For Banovic, research into the field of preventive treatment for aortic stenosis remains an important live topic—whilst he hopes to see more focus on the question of where SAVR or TAVI should be favoured in this scenario. 

“This is a very dynamic field of clinical research,” he comments. “There are still a few ongoing trials in the setting of asymptomatic severe aortic stenosis, in particular EASY AS which is planned to include more than 2,500 patients. These trials will shed further light on this important question.  

“An additional, highly important question to address is the choice of optimal treatment strategy: either transcatheter or surgical. This question is of paramount importance in the current times with increasing, often uncontrolled use of TAVI in younger patients with consequences for lifetime management.
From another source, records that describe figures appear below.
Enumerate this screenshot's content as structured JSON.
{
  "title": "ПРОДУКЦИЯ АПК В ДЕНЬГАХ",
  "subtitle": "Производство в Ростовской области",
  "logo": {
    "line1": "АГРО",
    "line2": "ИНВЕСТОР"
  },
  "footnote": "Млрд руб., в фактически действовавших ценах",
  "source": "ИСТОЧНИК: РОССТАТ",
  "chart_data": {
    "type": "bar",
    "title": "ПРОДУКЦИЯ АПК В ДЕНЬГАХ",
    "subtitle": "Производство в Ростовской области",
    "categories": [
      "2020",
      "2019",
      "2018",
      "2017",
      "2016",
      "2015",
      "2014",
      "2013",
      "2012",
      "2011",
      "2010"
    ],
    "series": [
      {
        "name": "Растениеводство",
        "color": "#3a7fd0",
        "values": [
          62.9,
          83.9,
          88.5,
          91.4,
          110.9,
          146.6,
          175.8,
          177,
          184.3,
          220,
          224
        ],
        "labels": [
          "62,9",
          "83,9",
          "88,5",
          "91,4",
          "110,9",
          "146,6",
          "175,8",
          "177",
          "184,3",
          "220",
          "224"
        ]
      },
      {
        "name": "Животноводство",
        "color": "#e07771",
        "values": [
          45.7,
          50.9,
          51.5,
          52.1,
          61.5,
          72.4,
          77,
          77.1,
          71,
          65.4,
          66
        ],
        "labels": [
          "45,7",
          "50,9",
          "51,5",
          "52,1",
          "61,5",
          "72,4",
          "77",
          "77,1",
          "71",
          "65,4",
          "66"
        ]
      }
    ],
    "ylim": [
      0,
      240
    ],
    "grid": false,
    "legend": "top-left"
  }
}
The direct randomised comparison of the surgical versus the transcatheter approach in patients younger than those included in the EARLY TAVR trial is, in my view, important and very timely to consider.”  

A further trial in this space, DANAVR, will also compare SAVR and TAVI in asymptomatic severe aortic stenosis, enrolling more than 1,700 patients, although results from either this trial or EASY AS are not anticipated until the latter half of the decade. 

Though the evidence to date has yet to conclusively show that pre-emptive intervention should be considered in all cases, many are reassured that the safety of early aortic replacement seen across the four trials should mean it is on the table for a greater number of patients in future. 

“What we can say is that early aortic valve replacement does not harm, that is an important piece of information, and that sooner or later treatment is needed,” Capodanno said in summing up his view of the new evidence at PCR London Valves. “What we cannot say is that early AVR is a strict necessity, because patients may base their choices on personal preferences and their own philosophy to risk. 

“My take is that we have to explain to our patients the pros and cons of earlier intervention versus watchful waiting and now we have data in order to do so. Also, we have to consider the quality of the clinical surveillance in our centre. If we can deliver prompt aortic valve replacement when symptoms arise is one matter—if not—it is probably better to go earlier.”